From a legal perspective, Ogden, Murphy, Wallace, PLLC attorney Elana Zana said, “The modification of the interoperability deeming provision to deem certified EHR technology as interoperable encourages hospitals and physician groups to work with each other to meet Meaningful Use. Now not only does the donation arrangement exception provide an avenue for the purchase of electronic health records but aligning the certification with the Meaningful Use standards further enables physician groups to avoid payment adjustments and possibly qualify for incentive dollars.”

What if you didn’t participate in the original 2006 ruling and were delaying participation pending the expiration of the exceptions?

Holmes offers: “These hospital executives need to now understand what they can and cannot include in the donation, what criteria can be used when selecting donation recipients, and how to establish donor’s costs and physician prices. The Internal Revenue Service (IRS), for example, has indicated that the donation must be provided to all medical staff, however there may be some stratification of the donation based on community benefit. Therefore, there is ambiguity and opportunity in identifying participants and crafting the donation criteria. Contract terms addressing issues like term and termination, service level agreements, data ownership and transferability, and conditions for participation are similarly vitally important.”
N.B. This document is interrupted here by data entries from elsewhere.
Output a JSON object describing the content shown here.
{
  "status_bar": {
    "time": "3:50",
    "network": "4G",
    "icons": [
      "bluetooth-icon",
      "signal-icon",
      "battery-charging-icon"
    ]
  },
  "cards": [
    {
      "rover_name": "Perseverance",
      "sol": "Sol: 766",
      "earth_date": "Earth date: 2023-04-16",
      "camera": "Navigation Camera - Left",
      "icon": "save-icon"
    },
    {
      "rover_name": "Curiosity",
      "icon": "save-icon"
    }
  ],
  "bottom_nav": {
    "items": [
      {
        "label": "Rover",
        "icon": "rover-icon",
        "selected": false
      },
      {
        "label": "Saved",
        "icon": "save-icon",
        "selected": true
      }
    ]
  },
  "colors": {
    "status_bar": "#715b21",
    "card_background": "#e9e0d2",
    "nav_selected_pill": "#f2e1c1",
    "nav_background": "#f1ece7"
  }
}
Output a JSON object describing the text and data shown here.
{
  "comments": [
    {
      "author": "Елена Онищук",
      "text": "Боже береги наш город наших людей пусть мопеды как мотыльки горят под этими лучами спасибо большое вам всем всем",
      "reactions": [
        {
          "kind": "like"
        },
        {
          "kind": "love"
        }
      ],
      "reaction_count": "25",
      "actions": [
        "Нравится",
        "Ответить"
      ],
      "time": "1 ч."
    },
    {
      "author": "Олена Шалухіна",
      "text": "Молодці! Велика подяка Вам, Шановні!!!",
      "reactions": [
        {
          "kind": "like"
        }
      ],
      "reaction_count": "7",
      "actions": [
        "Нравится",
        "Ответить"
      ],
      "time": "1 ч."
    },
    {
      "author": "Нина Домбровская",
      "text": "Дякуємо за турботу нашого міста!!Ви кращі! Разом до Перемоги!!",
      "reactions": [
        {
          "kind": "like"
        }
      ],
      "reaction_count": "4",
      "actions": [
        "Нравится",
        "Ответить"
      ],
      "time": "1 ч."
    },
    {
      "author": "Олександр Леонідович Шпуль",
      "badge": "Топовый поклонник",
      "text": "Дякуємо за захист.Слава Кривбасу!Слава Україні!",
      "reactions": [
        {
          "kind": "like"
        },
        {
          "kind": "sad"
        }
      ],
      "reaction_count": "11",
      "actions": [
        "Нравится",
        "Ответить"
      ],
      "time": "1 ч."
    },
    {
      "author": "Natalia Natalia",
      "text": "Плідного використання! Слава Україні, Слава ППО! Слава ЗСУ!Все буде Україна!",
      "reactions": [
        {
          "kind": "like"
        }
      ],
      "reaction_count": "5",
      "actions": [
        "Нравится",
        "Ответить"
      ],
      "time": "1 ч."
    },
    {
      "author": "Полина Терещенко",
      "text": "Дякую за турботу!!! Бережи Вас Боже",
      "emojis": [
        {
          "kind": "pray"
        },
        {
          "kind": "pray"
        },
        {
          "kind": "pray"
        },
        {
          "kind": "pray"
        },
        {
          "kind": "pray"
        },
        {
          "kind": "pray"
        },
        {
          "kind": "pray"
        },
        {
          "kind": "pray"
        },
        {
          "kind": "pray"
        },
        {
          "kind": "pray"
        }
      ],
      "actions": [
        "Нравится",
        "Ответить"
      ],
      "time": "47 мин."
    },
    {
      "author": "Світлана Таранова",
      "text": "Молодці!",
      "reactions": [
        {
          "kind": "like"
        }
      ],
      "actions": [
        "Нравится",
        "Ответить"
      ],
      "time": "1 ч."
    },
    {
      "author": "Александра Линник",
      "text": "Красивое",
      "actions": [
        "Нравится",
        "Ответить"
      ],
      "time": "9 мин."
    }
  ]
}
If an organization has comparable technology, for instance, EHR donations to that organization are limited. “Hospital EHR donation recipients therefore are much more likely to be replacing a legacy EHR system with that provided by the hospital; the nuances of upgraded and enhanced integration to differentiate the new EHR so that a donation is permissible have significant implications.”

The article details some of the additional nuances within the rules and is worth a look. As hospital executives, how do you handle EHR donations to affiliated practices in a way that is in accordance with the law? Are there any aspects of the law that causes the implementation of EHR within your community to be difficult?